My fingers trembled as I reached for the book. It was either read or go outside and scour the ground for agates to add to my rock collection. I was tired of looking for agates, though. Agates were fascinating in their scintillating transluscence but not worth much more than pig cracklings. Gold was what I wanted. Unfortunately, the nearest source of water for panning was an irrigation ditch a mile away. It was strictly forbidden for fear that I might drown.
I didn’t start reading at first. I simply flipped through the pages while noticing the pictures. Then I saw what my greedy little heart desired most: an enormous pile of gold coins. On top of the pile sat a lizard-like creature, perhaps a twisted cross between a Brontosaurus and a Tyrannosaurus Rex.
Gold, dinosaurs, and helmets — the combination was irresistible. I started reading and discovered a new world of hobbits, elves, dwarves, goblins, and dragons. If I could only find my own ring of invisibility like Bilbo Baggins, hero of The Hobbit, my gold problem would be solved. If my parents couldn‘t see me, they would never be able to stop me from panning the tons of gold undoubtedly lying in the irrigation ditch.

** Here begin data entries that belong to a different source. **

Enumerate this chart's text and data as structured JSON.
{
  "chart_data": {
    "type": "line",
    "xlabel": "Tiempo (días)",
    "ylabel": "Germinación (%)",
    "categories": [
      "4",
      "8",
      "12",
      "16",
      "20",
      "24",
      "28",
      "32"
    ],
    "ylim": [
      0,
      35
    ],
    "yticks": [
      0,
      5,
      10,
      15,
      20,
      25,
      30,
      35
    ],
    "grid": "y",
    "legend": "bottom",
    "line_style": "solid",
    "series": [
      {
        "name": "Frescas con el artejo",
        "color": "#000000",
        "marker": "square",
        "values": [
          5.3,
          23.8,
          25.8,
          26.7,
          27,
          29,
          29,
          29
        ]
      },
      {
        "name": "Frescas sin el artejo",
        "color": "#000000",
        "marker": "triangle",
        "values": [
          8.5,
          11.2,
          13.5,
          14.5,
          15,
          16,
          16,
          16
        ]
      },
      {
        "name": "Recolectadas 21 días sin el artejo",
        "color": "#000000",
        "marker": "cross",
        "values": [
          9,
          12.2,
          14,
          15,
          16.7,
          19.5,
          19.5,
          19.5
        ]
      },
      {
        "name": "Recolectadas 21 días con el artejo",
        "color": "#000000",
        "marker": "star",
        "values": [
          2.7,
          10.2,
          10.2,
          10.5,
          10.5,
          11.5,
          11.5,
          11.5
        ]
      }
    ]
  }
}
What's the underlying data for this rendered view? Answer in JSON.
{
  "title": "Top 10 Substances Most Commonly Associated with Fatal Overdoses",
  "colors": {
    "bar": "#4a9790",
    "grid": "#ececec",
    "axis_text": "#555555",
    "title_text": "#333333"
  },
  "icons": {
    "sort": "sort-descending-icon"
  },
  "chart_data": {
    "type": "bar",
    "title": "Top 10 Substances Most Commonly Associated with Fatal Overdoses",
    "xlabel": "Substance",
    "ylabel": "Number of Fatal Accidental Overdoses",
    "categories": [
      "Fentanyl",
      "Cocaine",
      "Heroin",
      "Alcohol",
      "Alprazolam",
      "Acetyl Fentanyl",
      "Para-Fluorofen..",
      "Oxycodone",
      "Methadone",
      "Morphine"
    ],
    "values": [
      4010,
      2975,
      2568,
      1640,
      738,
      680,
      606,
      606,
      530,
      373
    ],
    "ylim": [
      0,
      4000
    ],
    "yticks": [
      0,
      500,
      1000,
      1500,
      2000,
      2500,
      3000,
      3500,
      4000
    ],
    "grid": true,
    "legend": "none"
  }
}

I didn’t stop reading but went on to J.R.R Tolkein’s Lord of the Rings. Then I devoured every work of fantasy or science-fiction in the local one-room, public library. Tarzan of the Apes, John Carter of Mars, and Conan of Cimmeria traipsed through my imagination. I eagerly looked on the shelves for anything by Fritz Leiber, Roger Zelazny, and Andre Norton. Finally, I discovered the greatest fantasy writer of all: William Shakespeare. Kings, witches, ghosts, and fairies — how delightful!
Many suppose that the adventures of Bilbo Baggins ends with The Lord of the Rings. I know this assumption to be false. Every time I start reading Saint Augustine or Aristotle and catch that first whiff of dog food, I feel Bilbo’s presence at my side, ready to fling a rock at the first canine to come into view. Naturally, he’s wearing his ring of invisibility.